Why did you give it such a strange title? Is "::Foreign" a common usage within CPAN?

That was not probably my best decision. Anyway, in the beginning Net::SFTP::Foreign was a fork of Net::SFTP that used the OS ssh client to connect with the remote host instead of the Net::SSH::Perl module. So, Net::SSH::Perl was the native transport, and ssh the foreign one.

Later, I rewrote almost all the code, changing its API, for the 1.x series, but the name just stuck.

I used the ::Compat option, and it did not like giving a Debug option to new.

The right option recognized by Net::SFTP is lowercase debug. What happens is that Net::SFTP ignores any option it doesn't recognize while Net::SFTP::Foreign::Compat reports them as errors.

I am not sure about Net::SFTP::Foreign aiming at bug-for-bug compatibility...

The first time I used it (having successfully used Net::SFTP the day before), the upload site refused my connection saying that it had adopted a new public key.

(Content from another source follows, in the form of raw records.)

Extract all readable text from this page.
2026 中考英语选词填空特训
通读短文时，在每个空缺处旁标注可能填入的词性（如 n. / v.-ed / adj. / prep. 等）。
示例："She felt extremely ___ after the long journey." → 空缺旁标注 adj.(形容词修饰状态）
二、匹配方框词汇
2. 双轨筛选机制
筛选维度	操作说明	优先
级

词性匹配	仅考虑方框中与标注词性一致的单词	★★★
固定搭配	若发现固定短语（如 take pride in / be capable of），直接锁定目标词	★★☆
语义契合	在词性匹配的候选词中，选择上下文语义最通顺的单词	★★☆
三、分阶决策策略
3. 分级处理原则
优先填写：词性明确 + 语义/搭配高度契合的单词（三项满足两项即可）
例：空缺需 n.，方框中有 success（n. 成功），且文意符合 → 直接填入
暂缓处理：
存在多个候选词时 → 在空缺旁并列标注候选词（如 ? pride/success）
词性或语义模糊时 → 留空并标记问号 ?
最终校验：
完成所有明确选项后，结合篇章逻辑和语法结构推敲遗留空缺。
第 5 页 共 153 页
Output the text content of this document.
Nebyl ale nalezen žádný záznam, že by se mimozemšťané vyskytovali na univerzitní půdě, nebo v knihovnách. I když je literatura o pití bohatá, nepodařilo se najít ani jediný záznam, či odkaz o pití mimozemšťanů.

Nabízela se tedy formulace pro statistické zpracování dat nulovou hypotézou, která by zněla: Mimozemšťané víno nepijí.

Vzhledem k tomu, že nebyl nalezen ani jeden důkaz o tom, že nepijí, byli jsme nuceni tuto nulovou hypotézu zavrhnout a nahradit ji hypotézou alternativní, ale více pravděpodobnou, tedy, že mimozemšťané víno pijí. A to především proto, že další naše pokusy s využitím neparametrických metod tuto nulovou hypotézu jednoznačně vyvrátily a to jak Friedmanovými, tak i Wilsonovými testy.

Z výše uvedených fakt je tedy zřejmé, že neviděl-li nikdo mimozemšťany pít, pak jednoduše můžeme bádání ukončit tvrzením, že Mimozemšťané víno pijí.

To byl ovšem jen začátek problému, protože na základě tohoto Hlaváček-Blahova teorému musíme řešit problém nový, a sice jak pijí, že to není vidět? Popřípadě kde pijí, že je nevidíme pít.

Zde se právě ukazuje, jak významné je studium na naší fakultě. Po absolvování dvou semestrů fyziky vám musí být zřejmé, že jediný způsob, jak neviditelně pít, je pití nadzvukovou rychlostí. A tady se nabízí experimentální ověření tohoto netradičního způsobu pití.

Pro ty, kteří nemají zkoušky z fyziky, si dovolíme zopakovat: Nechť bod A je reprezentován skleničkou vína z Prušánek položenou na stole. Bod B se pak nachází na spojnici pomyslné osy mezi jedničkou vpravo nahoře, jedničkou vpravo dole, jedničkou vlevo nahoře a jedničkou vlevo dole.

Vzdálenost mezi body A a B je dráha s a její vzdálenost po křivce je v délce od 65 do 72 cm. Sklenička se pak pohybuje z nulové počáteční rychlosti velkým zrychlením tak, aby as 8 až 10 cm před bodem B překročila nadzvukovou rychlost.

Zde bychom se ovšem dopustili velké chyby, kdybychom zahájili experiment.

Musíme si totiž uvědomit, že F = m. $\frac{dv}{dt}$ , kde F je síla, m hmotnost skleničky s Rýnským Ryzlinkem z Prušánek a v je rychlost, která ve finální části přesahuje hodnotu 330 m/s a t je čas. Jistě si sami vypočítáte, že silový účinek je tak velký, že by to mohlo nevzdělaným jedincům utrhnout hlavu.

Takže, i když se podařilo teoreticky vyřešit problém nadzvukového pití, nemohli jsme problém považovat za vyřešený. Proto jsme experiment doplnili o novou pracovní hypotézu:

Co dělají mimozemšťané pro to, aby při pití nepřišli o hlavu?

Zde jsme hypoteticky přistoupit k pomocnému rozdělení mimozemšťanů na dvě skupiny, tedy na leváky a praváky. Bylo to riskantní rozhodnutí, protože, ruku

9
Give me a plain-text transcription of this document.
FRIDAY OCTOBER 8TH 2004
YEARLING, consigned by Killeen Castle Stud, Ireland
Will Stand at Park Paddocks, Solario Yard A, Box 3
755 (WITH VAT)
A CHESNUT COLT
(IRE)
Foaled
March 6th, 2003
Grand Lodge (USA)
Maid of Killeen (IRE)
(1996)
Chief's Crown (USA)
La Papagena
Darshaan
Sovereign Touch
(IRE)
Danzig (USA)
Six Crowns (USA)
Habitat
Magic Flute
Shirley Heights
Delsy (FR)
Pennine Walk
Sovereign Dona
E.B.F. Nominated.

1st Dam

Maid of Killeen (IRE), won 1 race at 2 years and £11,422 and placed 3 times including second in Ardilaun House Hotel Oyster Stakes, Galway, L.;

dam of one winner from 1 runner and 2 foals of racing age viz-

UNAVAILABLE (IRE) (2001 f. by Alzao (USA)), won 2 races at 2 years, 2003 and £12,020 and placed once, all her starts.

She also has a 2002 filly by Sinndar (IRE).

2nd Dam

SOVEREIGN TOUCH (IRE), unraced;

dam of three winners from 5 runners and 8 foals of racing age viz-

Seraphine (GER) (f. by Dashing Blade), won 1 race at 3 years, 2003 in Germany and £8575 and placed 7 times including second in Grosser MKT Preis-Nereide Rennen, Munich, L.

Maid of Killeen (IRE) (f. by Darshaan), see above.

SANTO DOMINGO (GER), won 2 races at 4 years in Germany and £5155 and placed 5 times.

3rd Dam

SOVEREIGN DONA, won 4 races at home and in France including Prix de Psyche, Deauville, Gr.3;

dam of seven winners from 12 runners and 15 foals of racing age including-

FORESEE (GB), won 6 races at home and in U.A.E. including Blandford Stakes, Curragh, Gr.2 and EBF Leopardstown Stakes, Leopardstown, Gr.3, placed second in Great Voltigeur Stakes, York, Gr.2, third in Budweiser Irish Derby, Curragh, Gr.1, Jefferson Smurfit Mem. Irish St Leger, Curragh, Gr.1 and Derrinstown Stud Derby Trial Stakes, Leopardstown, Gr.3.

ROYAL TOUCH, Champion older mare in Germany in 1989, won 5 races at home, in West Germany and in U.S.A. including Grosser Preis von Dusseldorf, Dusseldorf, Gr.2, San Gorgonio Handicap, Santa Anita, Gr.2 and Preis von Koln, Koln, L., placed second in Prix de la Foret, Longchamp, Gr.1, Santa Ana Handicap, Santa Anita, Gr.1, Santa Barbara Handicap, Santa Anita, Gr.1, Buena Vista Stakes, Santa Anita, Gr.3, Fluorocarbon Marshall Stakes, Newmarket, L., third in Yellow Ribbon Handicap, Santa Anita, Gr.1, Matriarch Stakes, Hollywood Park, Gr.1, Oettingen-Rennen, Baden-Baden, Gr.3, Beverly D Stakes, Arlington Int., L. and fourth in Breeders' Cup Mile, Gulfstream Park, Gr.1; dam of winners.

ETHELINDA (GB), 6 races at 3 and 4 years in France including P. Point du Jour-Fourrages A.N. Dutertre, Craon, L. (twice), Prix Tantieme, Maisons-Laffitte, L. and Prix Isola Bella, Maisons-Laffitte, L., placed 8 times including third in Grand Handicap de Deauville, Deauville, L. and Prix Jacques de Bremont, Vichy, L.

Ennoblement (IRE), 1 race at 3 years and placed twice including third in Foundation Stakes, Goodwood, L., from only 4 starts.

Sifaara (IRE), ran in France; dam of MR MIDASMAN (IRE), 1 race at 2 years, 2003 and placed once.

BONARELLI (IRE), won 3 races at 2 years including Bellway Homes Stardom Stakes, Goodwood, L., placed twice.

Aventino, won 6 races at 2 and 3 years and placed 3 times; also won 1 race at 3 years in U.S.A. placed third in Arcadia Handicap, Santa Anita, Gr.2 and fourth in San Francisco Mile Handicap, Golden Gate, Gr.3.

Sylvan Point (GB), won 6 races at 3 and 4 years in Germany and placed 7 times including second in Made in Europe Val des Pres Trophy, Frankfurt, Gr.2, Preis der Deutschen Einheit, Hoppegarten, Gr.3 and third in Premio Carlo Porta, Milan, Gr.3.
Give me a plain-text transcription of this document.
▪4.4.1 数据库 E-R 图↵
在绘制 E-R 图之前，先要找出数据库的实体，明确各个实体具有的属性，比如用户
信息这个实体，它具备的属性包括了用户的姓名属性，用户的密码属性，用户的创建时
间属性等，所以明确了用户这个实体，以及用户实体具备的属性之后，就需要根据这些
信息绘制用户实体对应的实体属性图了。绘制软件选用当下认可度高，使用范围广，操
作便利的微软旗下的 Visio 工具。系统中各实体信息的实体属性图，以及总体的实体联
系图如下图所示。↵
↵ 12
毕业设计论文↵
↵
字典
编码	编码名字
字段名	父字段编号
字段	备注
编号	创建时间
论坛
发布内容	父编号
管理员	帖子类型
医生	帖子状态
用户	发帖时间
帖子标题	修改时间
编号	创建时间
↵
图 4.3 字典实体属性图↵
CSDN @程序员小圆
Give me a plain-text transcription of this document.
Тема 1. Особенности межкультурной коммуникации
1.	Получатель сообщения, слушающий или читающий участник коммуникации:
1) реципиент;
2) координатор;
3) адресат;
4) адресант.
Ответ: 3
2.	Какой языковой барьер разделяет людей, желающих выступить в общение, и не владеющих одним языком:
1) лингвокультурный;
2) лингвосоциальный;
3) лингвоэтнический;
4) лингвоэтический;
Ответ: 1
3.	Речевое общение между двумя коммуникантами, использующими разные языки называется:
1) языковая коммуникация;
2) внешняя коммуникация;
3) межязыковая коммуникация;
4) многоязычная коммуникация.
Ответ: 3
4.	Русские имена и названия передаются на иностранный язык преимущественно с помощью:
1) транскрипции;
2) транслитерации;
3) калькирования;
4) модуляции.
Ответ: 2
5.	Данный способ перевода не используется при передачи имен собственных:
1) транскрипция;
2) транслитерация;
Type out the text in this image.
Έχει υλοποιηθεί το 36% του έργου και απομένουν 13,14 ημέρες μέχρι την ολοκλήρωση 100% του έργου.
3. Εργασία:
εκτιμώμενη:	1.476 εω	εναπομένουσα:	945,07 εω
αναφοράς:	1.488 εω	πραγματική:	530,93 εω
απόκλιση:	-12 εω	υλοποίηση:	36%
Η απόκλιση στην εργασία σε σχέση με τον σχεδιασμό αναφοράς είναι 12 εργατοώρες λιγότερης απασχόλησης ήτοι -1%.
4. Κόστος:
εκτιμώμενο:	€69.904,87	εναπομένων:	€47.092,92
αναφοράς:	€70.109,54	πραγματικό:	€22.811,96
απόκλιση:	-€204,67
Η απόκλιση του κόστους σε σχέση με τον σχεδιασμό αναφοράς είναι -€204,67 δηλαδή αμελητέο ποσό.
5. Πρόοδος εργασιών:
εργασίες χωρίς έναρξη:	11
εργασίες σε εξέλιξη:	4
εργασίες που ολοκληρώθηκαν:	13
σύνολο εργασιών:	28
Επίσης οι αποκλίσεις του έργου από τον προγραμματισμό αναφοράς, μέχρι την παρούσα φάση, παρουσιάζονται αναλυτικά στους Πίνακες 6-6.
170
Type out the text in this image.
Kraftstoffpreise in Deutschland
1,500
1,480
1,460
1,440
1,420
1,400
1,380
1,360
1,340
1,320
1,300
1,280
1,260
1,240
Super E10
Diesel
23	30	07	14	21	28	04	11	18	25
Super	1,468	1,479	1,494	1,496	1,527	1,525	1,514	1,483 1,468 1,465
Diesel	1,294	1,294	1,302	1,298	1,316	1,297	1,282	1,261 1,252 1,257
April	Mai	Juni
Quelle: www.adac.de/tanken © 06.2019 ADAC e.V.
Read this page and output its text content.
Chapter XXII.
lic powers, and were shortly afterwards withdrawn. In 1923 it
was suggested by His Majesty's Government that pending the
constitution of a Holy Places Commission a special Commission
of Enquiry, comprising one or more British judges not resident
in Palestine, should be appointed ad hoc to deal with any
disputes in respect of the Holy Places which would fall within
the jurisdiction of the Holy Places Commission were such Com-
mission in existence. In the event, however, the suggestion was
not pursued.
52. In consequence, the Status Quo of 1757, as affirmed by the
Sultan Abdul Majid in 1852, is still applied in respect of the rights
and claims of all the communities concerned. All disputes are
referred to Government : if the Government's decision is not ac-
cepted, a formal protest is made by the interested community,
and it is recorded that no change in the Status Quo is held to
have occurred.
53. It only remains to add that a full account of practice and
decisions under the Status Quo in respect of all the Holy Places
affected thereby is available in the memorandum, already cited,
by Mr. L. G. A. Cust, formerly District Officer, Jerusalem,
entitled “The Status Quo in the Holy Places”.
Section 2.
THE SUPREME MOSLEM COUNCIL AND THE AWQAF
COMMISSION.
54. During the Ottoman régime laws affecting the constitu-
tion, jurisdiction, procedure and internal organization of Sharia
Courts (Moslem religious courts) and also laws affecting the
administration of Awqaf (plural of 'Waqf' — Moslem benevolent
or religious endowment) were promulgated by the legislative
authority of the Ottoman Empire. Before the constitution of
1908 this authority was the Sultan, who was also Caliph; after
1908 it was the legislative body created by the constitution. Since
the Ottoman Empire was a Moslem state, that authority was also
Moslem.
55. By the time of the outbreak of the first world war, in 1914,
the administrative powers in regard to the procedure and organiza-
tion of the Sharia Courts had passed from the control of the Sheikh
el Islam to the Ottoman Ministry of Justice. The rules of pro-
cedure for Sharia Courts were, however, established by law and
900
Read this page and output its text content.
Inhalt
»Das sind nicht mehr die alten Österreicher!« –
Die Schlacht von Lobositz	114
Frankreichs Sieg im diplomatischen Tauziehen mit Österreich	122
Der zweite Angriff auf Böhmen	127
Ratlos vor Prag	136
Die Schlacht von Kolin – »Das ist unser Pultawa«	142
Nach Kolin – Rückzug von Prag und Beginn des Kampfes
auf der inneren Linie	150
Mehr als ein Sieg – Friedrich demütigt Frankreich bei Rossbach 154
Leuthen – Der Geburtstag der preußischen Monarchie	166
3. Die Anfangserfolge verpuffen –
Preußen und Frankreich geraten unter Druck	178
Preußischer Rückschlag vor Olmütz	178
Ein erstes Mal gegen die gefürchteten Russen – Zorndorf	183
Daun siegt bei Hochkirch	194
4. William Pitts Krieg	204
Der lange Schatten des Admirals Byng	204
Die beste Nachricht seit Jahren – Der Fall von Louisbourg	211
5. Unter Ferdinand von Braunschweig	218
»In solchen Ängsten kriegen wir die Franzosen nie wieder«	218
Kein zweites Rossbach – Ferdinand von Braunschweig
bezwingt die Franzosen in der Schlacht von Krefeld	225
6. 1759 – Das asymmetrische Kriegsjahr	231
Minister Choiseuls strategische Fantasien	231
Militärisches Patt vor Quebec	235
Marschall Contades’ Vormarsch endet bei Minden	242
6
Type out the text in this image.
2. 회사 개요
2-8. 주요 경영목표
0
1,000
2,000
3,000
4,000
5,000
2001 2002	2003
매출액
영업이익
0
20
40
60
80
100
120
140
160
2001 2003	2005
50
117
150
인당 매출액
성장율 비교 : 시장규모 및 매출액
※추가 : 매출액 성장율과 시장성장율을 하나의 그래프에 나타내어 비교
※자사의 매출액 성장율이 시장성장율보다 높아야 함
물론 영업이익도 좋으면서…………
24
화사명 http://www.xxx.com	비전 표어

That's how ssh handles host authentication. Net::SFTP::Foreign::Compat promises compatibility at the API level, so that you don't have to change your scripts. But under the hood it still let's ssh handle the SSH configuration in its way.

N::S::F::Compat is just a hack to let people with scripts written for Net::SFTP move to Net::SFTP::Foreign easily and in the early days it was also a way to migrate from the 0.x series to 1.x.

If you can, you should use the real Net::SFTP::Foreign API that is much more powerful, consistent and tested.